Une rencontre au sommet, le duo Martha Argerich - Renaud Capuçon
Chaque année, au Victoria Hall de Genève, l’Agence Caecilia organise de prestigieuses soirées dans le cadre de sa série ‘Les Grands Interprètes’. Du concert prévu le 9 septembre avec l’European Philharmonic of Switzerland dirigé par Charles Dutoit, il ne reste que la soliste annoncée, Martha Argerich, qui dialogue avec Renaud Capuçon dans un programme sans entracte qui est proposé le même soir deux fois de suite, à 18h et à 20h 30.
Dans une salle bondée où le port du masque est obligatoire, le public médusé est impressionné d’emblée par l’énergie débordante que le piano tire du roulement de doubles croches ouvrant l’Allegro assai de la Huitième Sonate en sol majeur op.30 n.3 de Beethoven. Dans un son plus retenu, le violon se laisse gagner par le phrasé émoustillant qu’impose la meneuse de jeu en le saupoudrant de trilles clairs ; puis il se libère dans le Tempo di minuetto qui est assimilé à un andante méditatif embué de larmes amères où l’un écoute l’autre avec une attention soutenue. Et le Finale tient du scherzando échevelé qui vous réjouit.
Changement de décor avec la sublime Sonate en la majeur de César Franck que le piano plonge dans un climat mystérieux quelque peu interrogatif auquel le violon répond par une simplicité résignée ; mais les octaves et accords descendants au clavier animent le discours d’une générosité que l’archet prendra à son compte afin de modeler une cantilène radieuse. Puis une houle déferlante des basses emporte l’Allegro anxieux dont la tension se relâchera grâce à la clarté des aigus enveloppés dans un legato sensible. Le Recitativo renoue librement avec l’étrangeté du début que les formules en arpèges semblent diluer pour laisser place à l’Allegro mosso conclusif où les deux complices se répondent en un chant apaisé que la nuance piano subito innervera sournoisement d’inquiétude, confinant la reprise du thème initial à une lointaine réminiscence.

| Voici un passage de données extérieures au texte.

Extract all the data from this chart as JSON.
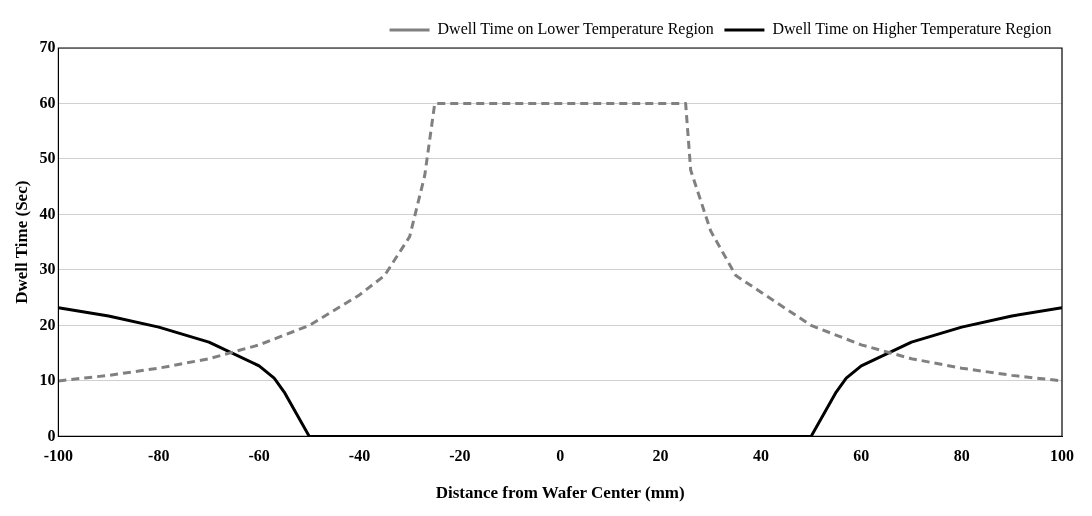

Mais l’animato des dernières mesures apportera une conclusion brillante que pimenteront les trilles victorieux du violon.
Devant l’enthousiasme des spectateurs qui en oublient leur masque pour manifester bruyamment leur joie, les deux artistes, bons princes, offrent deux bis, un ahurissant Scherzo de la Deuxième Sonate en ré majeur op.94 de Sergey Prokofiev et un Liebesleid de Fritz Kreisler au charme ravageur légèrement suranné.